Услышав первое восклицание, Карахан испуганно метнул взгляд сторону кричашщих из окон студентов, а охранники поспешно приблизились к Сталину вплотную. Сталин что-то сказал идущему справа от него охраннику и он стал отставать, его примеру последовал и второй охранник. Не ускоряя шаг, Сталин и его спутники перешли улицу Грановского и пошли дальше по Моховой... 

  Вернувшись в комнату Галиен тщательно  перезарядив  пистолет,  проверил, легко ли он  выскакивает  из  кобуры,  остался  доволен,  и  уже собирался присесть на диван, когда из коридора послышались голоса. Он понял, что все это время входная дверь оставалась открытой. В  дверь  уже барабанили. Ну что же - когда-нибудь все  это  должно  было  кончиться.  Галиен навел на дверь маузер и крикнул:
     - Прошу!
     Дверь открылась, и в  комнату вошли двое в штатском.  Никакого  внимания  на  пистолет  в  его  руке  они  не обратили.
     - Ты Фанерный? - спросил тот, что был постарше.
     - Я.
     - Держи, - сказал он и протянул Галиену сложенную вдвое бумажку.
     Галиен спрятал маузер в кобуру и развернул бумажку:

     "Тов. Фанерный! Немедленно поезжайте в Новониколаевский театр «Сосновка».  Для  содействия  посылаю  Фельдбина  и  Тойво Глумова.  Товарищи опытные. Каммерер."

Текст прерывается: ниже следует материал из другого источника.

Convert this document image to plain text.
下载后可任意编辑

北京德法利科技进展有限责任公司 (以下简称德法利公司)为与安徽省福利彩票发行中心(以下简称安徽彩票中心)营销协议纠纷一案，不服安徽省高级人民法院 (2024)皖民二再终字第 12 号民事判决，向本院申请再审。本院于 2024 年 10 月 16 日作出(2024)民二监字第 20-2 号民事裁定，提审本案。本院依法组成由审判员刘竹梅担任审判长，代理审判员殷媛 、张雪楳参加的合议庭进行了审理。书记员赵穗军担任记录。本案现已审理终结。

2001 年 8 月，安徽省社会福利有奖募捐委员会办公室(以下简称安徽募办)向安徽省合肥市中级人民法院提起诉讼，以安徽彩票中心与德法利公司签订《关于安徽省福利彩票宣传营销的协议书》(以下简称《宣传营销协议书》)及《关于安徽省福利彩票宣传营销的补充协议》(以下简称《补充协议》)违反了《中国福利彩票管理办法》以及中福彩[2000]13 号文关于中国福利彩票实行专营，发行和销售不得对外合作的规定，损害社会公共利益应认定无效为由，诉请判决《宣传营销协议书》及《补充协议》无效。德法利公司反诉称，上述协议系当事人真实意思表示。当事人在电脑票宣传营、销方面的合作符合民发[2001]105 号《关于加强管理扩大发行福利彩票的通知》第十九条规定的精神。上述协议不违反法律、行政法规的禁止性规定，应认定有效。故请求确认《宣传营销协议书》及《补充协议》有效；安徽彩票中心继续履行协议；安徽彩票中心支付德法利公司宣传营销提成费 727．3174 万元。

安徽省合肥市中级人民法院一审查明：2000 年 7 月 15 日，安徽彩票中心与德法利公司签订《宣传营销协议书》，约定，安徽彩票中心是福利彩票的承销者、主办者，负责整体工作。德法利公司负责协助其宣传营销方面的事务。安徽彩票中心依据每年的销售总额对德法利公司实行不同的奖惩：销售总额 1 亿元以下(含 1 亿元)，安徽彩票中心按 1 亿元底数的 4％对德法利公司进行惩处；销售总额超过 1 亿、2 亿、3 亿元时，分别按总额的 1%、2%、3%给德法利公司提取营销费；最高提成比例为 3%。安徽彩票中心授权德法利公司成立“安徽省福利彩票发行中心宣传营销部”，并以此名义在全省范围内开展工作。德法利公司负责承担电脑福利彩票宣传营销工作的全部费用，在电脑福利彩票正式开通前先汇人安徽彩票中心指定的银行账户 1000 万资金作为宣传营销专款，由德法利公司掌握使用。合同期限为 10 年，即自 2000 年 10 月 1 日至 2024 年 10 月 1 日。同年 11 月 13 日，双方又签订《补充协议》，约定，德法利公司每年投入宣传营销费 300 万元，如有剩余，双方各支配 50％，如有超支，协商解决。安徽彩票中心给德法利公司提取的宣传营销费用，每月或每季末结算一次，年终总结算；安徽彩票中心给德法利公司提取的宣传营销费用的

     Под  текстом  была  неразборчивая  печать.  Пока  Галиен думал,  что  ему говорить, они сели за стол.
     - Шофер внизу - ваш? - спросил Галиен.
     - Наш, - сказал старший. - А машину твою возьмем. Тебя как звать?
     - Петр, - сказал Галиен, и чуть не прикусил язык.
     - Я Фельдбин, - сказал пожилой и усатый.
     - Глумов, - представился молодой.
     Галиен сел за  стол  напротив  них.  Фельдбин  налил  три  стакана  водки, подвинул один к Петру-Галиену и поднял на него глаза. Галиен понял, что он чего-то ждет.
     - Ну что, - сказал Галиен-Петр, берясь за свой  стакан,  -  как  говорится,  за победу мировой революции!
     Тост Петра-Галиена не вызвал у них энтузиазма...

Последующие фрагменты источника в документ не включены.